As for repeatability, Lyman, RCBS, and others advertise +/- .1 grain accuracy.

If your scale won't do at least that well, it may have a problem.

Have you leveled it both directions?

Made sure the beam pivot is not touching one side or the other of the frame?

Running a fan or A/C where you have air movement blowing on it?

rcmodel

sceper
September 24, 2008, 04:37 PM
It's an electronic scale, and I calibrate it before each use. No air movement that I'm aware of. It might be that it takes longer to settle on a final weight, but I notice that when I take the tray off the scale, the negative number reading can vary by .3 grains. I'll try a different surface and see if that makes a difference.

rcmodel
September 24, 2008, 04:49 PM
Leave it plugged in & running overnight and then calibrate it before you use it.

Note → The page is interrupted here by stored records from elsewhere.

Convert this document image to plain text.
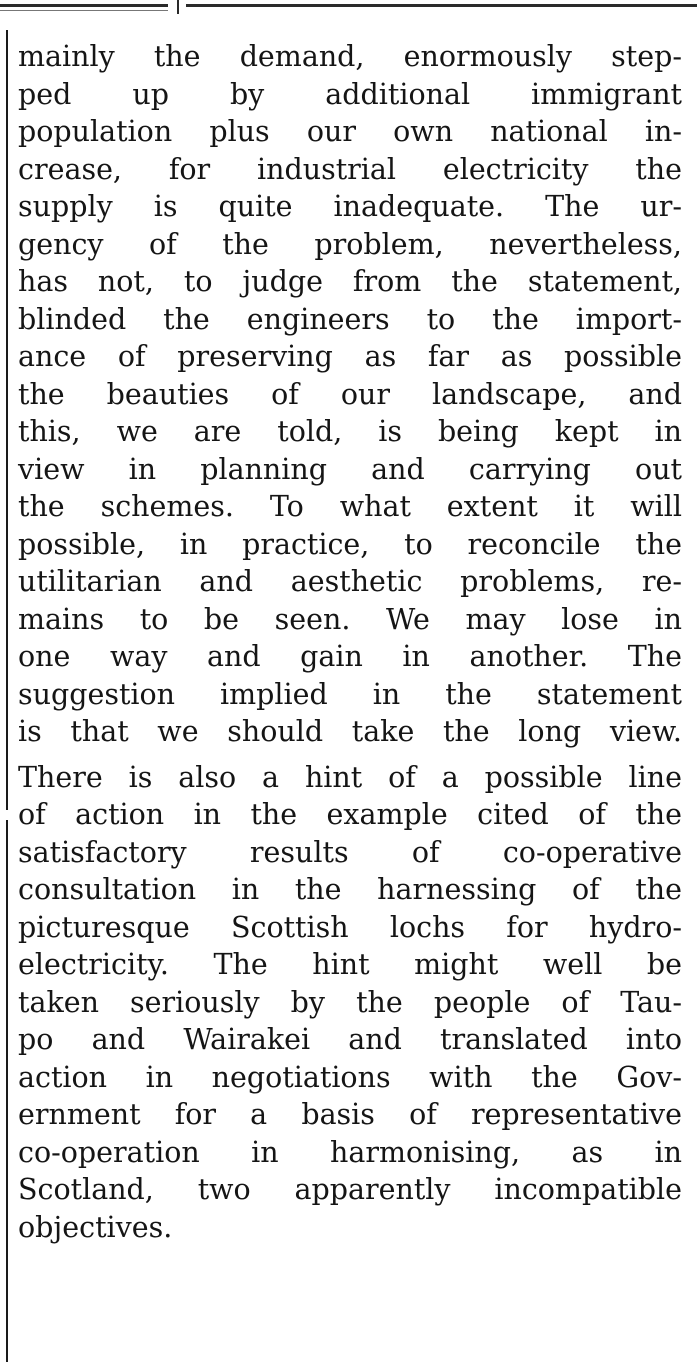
mainly the demand, enormously step-
ped up by additional immigrant
population plus our own national in-
crease, for industrial electricity the
supply is quite inadequate. The ur-
gency of the problem, nevertheless,
has not, to judge from the statement,
blinded the engineers to the import-
ance of preserving as far as possible
the beauties of our landscape, and
this, we are told, is being kept in
view in planning and carrying out
the schemes. To what extent it will
possible, in practice, to reconcile the
utilitarian and aesthetic problems, re-
mains to be seen. We may lose in
one way and gain in another. The
suggestion implied in the statement
is that we should take the long view.
There is also a hint of a possible line
of action in the example cited of the
satisfactory results of co-operative
consultation in the harnessing of the
picturesque Scottish lochs for hydro-
electricity. The hint might well be
taken seriously by the people of Tau-
po and Wairakei and translated into
action in negotiations with the Gov-
ernment for a basis of representative
co-operation in harmonising, as in
Scotland, two apparently incompatible
objectives.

Electronic scales keep drifting as they warm up, and that takes a long time.

rcmodel

ranger335v
September 24, 2008, 05:23 PM
"It's an electronic scale, and I calibrate it before each use"

Ah ha, I think I've spotted your problem. Get a beam scale.

wingman
September 24, 2008, 06:21 PM
Ah ha, I think I've spotted your problem. Get a beam scale.

Correct, I have both and trust the beam scale more but I do like the idea
of checking one against the other from time to time.